= Lucid interval =

Temporary period of lucidity after a traumatic brain injury

In emergency medicine, a lucid interval is a temporary improvement in a patient's condition after a traumatic brain injury, after which the condition deteriorates. A lucid interval is especially indicative of an epidural hematoma. An estimated 20 to 50% of patients with epidural hematoma experience such a lucid interval.

==Description==
When related to haemorrhage, the lucid interval occurs after the patient is knocked out by the initial concussive force of the trauma and then temporarily recovers, before lapsing into unconsciousness again when bleeding causes the haematoma to expand past the extent for which the body can compensate. After the injury, the patient is momentarily dazed or knocked out, and then becomes relatively lucid for a period of time which can last minutes or hours. Thereafter there is rapid decline as the blood collects within the skull, causing a rise in intracranial pressure, which damages brain tissue. In addition, some patients may develop "pseudoaneurysms" after trauma which can eventually burst and bleed, a factor which might account for the delay in loss of consciousness.
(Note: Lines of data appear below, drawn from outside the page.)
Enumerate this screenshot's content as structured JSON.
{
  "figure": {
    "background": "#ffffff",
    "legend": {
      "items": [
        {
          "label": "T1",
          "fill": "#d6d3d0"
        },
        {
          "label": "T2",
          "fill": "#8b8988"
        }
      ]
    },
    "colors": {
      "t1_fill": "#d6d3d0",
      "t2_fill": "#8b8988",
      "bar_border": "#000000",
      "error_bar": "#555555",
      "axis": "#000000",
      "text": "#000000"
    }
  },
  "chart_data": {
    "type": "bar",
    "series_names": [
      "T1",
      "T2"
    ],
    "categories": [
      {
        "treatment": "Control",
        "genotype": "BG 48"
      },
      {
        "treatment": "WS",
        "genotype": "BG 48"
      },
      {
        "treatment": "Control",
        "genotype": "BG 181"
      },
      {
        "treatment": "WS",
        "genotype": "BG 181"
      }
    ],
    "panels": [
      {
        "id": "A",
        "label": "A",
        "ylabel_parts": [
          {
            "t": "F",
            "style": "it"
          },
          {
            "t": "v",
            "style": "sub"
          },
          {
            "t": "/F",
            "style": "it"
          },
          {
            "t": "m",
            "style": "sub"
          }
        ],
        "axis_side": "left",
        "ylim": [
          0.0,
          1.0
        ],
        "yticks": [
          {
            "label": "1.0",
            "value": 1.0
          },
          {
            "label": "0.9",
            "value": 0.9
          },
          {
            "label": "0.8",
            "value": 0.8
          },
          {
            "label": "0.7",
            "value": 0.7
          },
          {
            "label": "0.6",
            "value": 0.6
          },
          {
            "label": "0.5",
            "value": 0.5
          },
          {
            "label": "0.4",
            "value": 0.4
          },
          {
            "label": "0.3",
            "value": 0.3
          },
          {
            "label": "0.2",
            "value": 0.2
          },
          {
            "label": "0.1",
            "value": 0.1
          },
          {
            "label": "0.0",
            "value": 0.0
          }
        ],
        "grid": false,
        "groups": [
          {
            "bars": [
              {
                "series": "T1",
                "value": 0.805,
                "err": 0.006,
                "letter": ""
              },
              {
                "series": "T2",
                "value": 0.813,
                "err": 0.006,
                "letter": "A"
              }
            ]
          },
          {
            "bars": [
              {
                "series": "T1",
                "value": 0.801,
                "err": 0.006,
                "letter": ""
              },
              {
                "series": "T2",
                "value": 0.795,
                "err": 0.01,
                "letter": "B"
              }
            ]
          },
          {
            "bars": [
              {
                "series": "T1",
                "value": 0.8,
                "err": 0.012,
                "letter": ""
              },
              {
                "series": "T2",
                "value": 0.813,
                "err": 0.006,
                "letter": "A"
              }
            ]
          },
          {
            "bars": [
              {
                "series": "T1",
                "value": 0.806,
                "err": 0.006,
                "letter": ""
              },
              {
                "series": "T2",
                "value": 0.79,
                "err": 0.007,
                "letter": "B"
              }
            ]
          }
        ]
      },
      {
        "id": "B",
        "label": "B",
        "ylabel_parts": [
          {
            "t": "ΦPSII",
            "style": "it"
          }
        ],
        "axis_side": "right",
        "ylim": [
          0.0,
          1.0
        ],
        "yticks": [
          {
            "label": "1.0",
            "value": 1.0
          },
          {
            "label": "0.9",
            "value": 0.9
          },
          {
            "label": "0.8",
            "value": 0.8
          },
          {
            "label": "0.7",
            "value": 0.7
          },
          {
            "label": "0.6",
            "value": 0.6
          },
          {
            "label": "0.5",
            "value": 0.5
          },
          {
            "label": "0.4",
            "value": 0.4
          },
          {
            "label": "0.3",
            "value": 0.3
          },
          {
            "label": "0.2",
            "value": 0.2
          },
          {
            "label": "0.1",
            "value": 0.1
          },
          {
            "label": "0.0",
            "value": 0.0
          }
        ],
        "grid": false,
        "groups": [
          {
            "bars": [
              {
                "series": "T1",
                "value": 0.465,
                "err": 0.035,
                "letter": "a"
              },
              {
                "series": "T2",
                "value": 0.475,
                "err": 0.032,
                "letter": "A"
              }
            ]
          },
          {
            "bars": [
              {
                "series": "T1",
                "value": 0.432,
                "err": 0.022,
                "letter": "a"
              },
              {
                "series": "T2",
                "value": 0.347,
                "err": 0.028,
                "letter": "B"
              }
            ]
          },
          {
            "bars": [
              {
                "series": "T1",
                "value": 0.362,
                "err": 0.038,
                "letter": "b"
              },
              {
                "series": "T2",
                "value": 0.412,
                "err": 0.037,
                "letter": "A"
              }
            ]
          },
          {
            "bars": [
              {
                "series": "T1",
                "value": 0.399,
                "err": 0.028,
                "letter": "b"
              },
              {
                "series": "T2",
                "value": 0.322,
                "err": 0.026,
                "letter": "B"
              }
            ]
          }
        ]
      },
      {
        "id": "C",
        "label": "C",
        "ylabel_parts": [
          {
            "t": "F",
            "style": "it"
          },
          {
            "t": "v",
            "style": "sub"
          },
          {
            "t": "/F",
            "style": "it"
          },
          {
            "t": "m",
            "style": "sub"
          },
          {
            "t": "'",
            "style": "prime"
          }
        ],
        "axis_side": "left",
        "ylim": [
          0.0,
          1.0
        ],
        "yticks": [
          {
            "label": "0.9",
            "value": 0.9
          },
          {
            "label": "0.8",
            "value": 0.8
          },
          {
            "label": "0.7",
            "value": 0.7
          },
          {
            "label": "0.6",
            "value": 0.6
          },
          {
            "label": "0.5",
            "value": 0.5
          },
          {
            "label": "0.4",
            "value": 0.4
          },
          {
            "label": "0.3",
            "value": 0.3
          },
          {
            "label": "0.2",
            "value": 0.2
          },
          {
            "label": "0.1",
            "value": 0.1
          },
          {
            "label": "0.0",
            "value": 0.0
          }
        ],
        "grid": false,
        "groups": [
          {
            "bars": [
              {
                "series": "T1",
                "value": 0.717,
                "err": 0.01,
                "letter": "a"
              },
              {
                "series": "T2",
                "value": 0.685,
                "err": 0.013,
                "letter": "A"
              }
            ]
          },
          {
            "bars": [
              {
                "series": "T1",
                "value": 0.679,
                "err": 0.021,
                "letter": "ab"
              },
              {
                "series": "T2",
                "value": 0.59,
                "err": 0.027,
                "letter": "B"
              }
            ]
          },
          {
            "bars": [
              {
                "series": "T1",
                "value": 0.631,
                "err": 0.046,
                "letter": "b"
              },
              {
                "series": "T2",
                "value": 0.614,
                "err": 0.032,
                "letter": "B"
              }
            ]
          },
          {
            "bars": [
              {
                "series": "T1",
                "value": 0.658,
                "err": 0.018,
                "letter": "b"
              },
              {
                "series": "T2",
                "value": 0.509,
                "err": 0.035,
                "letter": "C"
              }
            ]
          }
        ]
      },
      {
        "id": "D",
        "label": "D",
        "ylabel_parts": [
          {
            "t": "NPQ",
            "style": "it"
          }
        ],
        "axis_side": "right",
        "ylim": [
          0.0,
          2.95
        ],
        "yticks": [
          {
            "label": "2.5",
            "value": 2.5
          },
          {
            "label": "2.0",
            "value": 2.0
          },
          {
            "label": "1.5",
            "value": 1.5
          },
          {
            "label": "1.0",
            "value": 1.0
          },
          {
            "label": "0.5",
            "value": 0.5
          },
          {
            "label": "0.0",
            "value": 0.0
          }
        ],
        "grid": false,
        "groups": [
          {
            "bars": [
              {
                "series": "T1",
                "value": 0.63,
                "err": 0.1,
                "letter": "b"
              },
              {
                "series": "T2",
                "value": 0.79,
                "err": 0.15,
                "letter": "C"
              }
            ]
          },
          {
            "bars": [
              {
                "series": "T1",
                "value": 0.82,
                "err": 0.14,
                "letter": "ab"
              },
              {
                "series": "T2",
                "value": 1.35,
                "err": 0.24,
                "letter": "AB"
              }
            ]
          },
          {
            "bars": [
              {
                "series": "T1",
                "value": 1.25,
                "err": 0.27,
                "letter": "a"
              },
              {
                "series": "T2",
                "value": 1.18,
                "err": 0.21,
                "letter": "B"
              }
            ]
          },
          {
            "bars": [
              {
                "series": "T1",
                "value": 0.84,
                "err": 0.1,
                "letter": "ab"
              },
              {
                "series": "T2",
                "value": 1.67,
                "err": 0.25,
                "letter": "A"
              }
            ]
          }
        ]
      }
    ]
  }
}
Because a patient may have a lucid interval, any significant head trauma is regarded as a medical emergency and receives emergency medical treatment even if the patient is conscious.

Delayed cerebral edema, a very serious and potentially fatal condition in which the brain swells dramatically, may follow a lucid interval that occurs after a minor head trauma.

Lucid intervals may also occur in conditions other than traumatic brain injury, such as heat stroke and the postictal phase after a seizure in epileptic patients.